Open MPI logo

Open MPI Development Mailing List Archives

  |   Home   |   Support   |   FAQ   |   all Development mailing list

Subject: [OMPI devel] trunk's mapping to nodes... local host
From: Eugene Loh (eugene.loh_at_[hidden])
Date: 2012-09-07 12:20:07


Maybe this is related to Reuti's "-hostfile ignored in 1.6.1" on the
users mail list, but not quite sure.

Let's pretend my nodes are called local, r1, and r2. That is, I launch
mpirun from "local" and there are two other (remote) nodes available to
me. With the trunk (e.g., v1.9 r27247), I get

     % mpirun --bynode --nooversubscribe --host r1,r1,r1,r2,r2,r2 -n 6
--tag-output hostname
     [1,0]<stdout>:r1
     [1,1]<stdout>:r2
     [1,2]<stdout>:r1
     [1,3]<stdout>:r2
     [1,4]<stdout>:r1
     [1,5]<stdout>:r2

which seems right to me. But when the local node is involved:

     % mpirun --bynode --nooversubscribe --host
local,local,local,r1,r1,r1 -np 4 --tag-output hostname
     [1,0]<stdout>:local
     [1,1]<stdout>:r1
     [1,2]<stdout>:r1
     [1,3]<stdout>:r1
     % mpirun --bynode --nooversubscribe --host
local,local,local,r1,r1,r1 -np 5 --tag-output hostname
     
--------------------------------------------------------------------------
     There are not enough slots available in the system to satisfy the 5
slots
     that were requested by the application:
       hostname

     Either request fewer slots for your application, or make more slots
available
     for use.
     
--------------------------------------------------------------------------

I'm not seeing all the local slots I should be seeing. We're seeing
wide-scale MTT trunk failures due to this problem.

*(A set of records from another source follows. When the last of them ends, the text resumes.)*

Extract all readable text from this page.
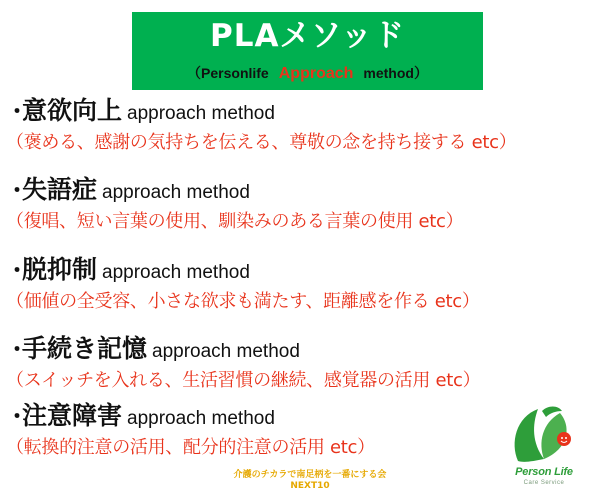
PLAメソッド
（Personlife Approach method）
・意欲向上 approach method
（褒める、感謝の気持ちを伝える、尊敬の念を持ち接する etc）
・失語症 approach method
（復唱、短い言葉の使用、馴染みのある言葉の使用 etc）
・脱抑制 approach method
（価値の全受容、小さな欲求も満たす、距離感を作る etc）
・手続き記憶 approach method
（スイッチを入れる、生活習慣の継続、感覚器の活用 etc）
・注意障害 approach method
（転換的注意の活用、配分的注意の活用 etc）
介護のチカラで南足柄を一番にする会
NEXT10
Person Life
Care Service
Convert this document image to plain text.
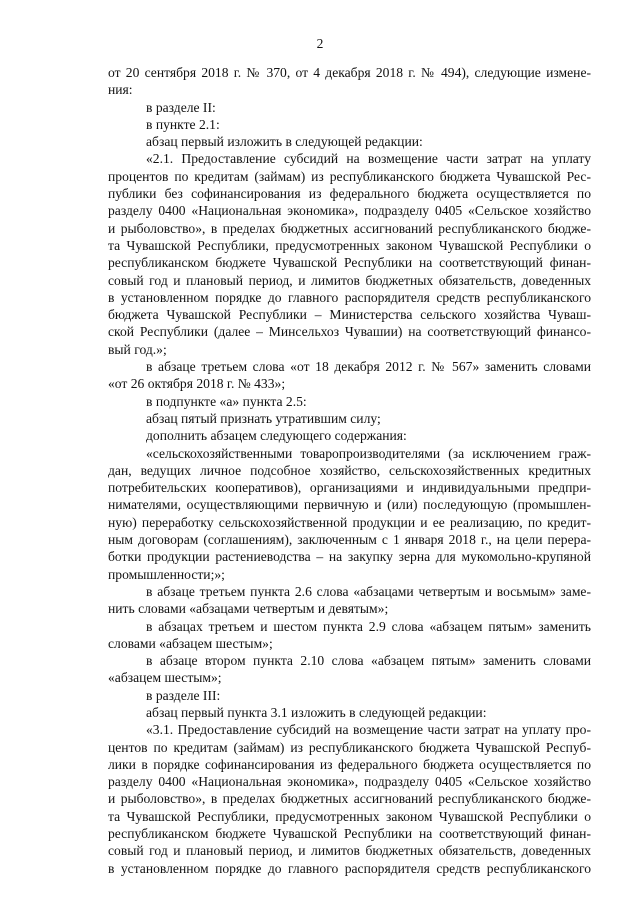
2
от 20 сентября 2018 г. № 370, от 4 декабря 2018 г. № 494), следующие измене-
ния:
в разделе II:
в пункте 2.1:
абзац первый изложить в следующей редакции:
«2.1. Предоставление субсидий на возмещение части затрат на уплату
процентов по кредитам (займам) из республиканского бюджета Чувашской Рес-
публики без софинансирования из федерального бюджета осуществляется по
разделу 0400 «Национальная экономика», подразделу 0405 «Сельское хозяйство
и рыболовство», в пределах бюджетных ассигнований республиканского бюдже-
та Чувашской Республики, предусмотренных законом Чувашской Республики о
республиканском бюджете Чувашской Республики на соответствующий финан-
совый год и плановый период, и лимитов бюджетных обязательств, доведенных
в установленном порядке до главного распорядителя средств республиканского
бюджета Чувашской Республики – Министерства сельского хозяйства Чуваш-
ской Республики (далее – Минсельхоз Чувашии) на соответствующий финансо-
вый год.»;
в абзаце третьем слова «от 18 декабря 2012 г. № 567» заменить словами
«от 26 октября 2018 г. № 433»;
в подпункте «а» пункта 2.5:
абзац пятый признать утратившим силу;
дополнить абзацем следующего содержания:
«сельскохозяйственными товаропроизводителями (за исключением граж-
дан, ведущих личное подсобное хозяйство, сельскохозяйственных кредитных
потребительских кооперативов), организациями и индивидуальными предпри-
нимателями, осуществляющими первичную и (или) последующую (промышлен-
ную) переработку сельскохозяйственной продукции и ее реализацию, по кредит-
ным договорам (соглашениям), заключенным с 1 января 2018 г., на цели перера-
ботки продукции растениеводства – на закупку зерна для мукомольно-крупяной
промышленности;»;
в абзаце третьем пункта 2.6 слова «абзацами четвертым и восьмым» заме-
нить словами «абзацами четвертым и девятым»;
в абзацах третьем и шестом пункта 2.9 слова «абзацем пятым» заменить
словами «абзацем шестым»;
в абзаце втором пункта 2.10 слова «абзацем пятым» заменить словами
«абзацем шестым»;
в разделе III:
абзац первый пункта 3.1 изложить в следующей редакции:
«3.1. Предоставление субсидий на возмещение части затрат на уплату про-
центов по кредитам (займам) из республиканского бюджета Чувашской Респуб-
лики в порядке софинансирования из федерального бюджета осуществляется по
разделу 0400 «Национальная экономика», подразделу 0405 «Сельское хозяйство
и рыболовство», в пределах бюджетных ассигнований республиканского бюдже-
та Чувашской Республики, предусмотренных законом Чувашской Республики о
республиканском бюджете Чувашской Республики на соответствующий финан-
совый год и плановый период, и лимитов бюджетных обязательств, доведенных
в установленном порядке до главного распорядителя средств республиканского
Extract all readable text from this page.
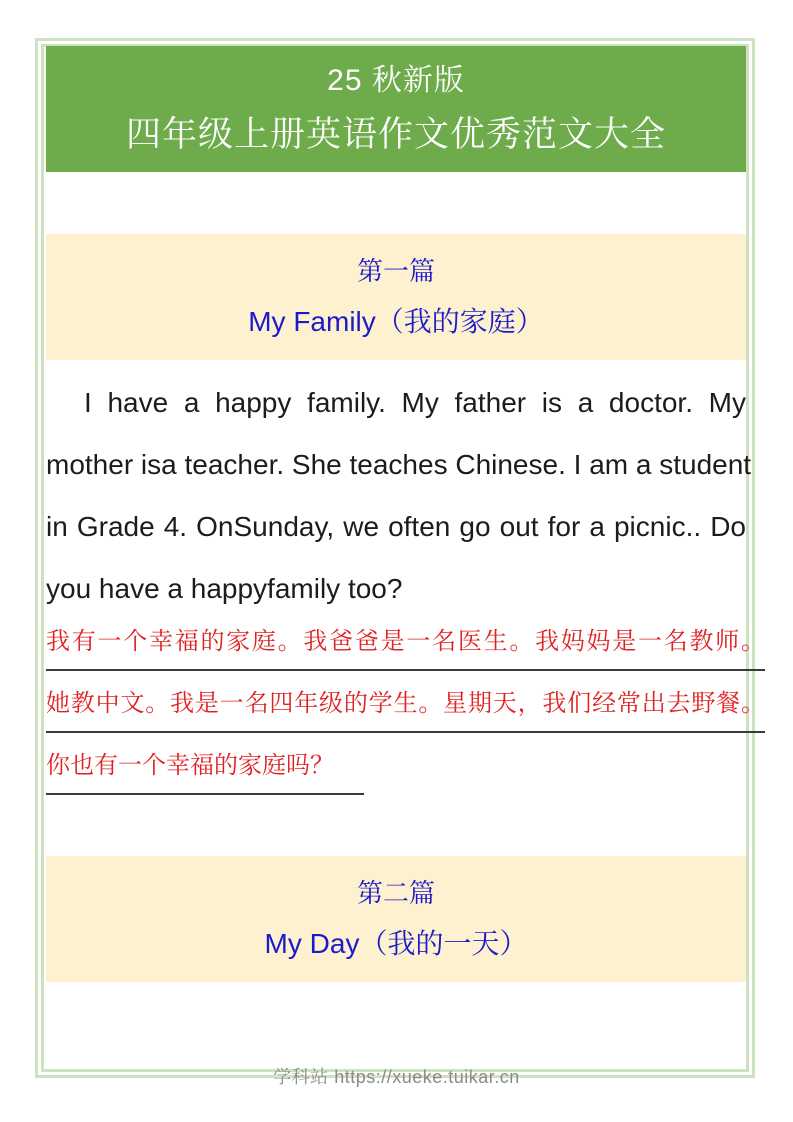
25 秋新版
四年级上册英语作文优秀范文大全
第一篇
My Family（我的家庭）
I have a happy family. My father is a doctor. My
mother isa teacher. She teaches Chinese. I am a student
in Grade 4. OnSunday, we often go out for a picnic.. Do
you have a happyfamily too?
我有一个幸福的家庭。我爸爸是一名医生。我妈妈是一名教师。
她教中文。我是一名四年级的学生。星期天，我们经常出去野餐。
你也有一个幸福的家庭吗？
第二篇
My Day（我的一天）
学科站 https://xueke.tuikar.cn
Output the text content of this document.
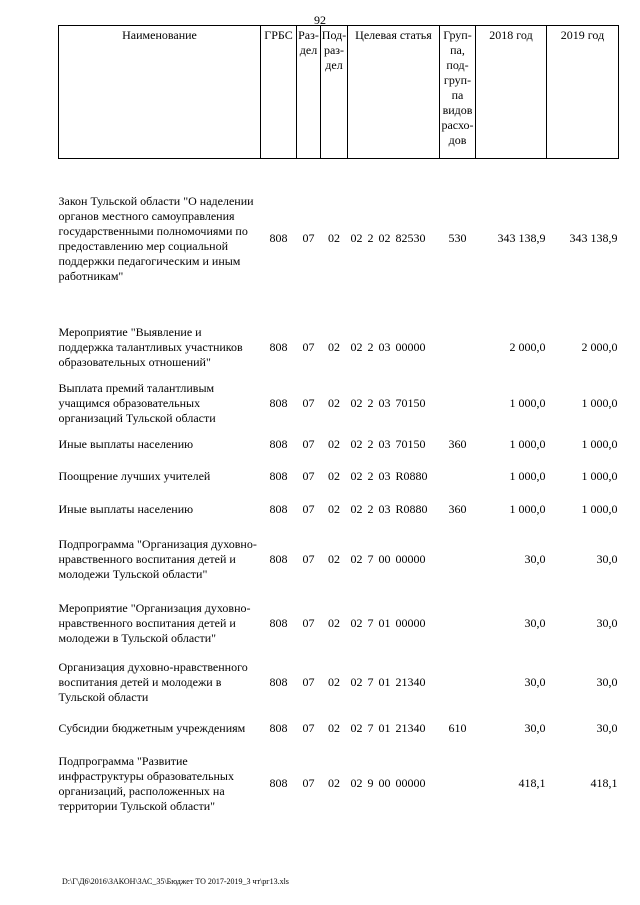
92
Наименование	ГРБС	Раз-дел	Под-раз-дел	Целевая статья	Груп-па, под-груп-па видов расхо-дов	2018 год	2019 год
Закон Тульской области "О наделении органов местного самоуправления государственными полномочиями по предоставлению мер социальной поддержки педагогическим и иным работникам"	808	07	02	02 2 02 82530	530	343 138,9	343 138,9
Мероприятие "Выявление и поддержка талантливых участников образовательных отношений"	808	07	02	02 2 03 00000		2 000,0	2 000,0
Выплата премий талантливым учащимся образовательных организаций Тульской области	808	07	02	02 2 03 70150		1 000,0	1 000,0
Иные выплаты населению	808	07	02	02 2 03 70150	360	1 000,0	1 000,0
Поощрение лучших учителей	808	07	02	02 2 03 R0880		1 000,0	1 000,0
Иные выплаты населению	808	07	02	02 2 03 R0880	360	1 000,0	1 000,0
Подпрограмма "Организация духовно-нравственного воспитания детей и молодежи Тульской области"	808	07	02	02 7 00 00000		30,0	30,0
Мероприятие "Организация духовно-нравственного воспитания детей и молодежи в Тульской области"	808	07	02	02 7 01 00000		30,0	30,0
Организация духовно-нравственного воспитания детей и молодежи в Тульской области	808	07	02	02 7 01 21340		30,0	30,0
Субсидии бюджетным учреждениям	808	07	02	02 7 01 21340	610	30,0	30,0
Подпрограмма "Развитие инфраструктуры образовательных организаций, расположенных на территории Тульской области"	808	07	02	02 9 00 00000		418,1	418,1
D:\Г\Д6\2016\ЗАКОН\ЗАС_35\Бюджет ТО 2017-2019_3 чт\рг13.xls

There is a similar loss of local slots with hostfile syntax. E.g.,

     % hostname
     local
     % cat hostfile
     local
     r1
     % mpirun --hostfile hostfile -n 2 hostname
     
--------------------------------------------------------------------------
     A hostfile was provided that contains at least one node not
     present in the allocation:

       hostfile: hostfile
       node: local

     If you are operating in a resource-managed environment, then only
     nodes that are in the allocation can be used in the hostfile. You
     may find relative node syntax to be a useful alternative to
     specifying absolute node names see the orte_hosts man page for
     further information.

     
--------------------------------------------------------------------------

The problem is solved with "--mca orte_default_hostname hostfile".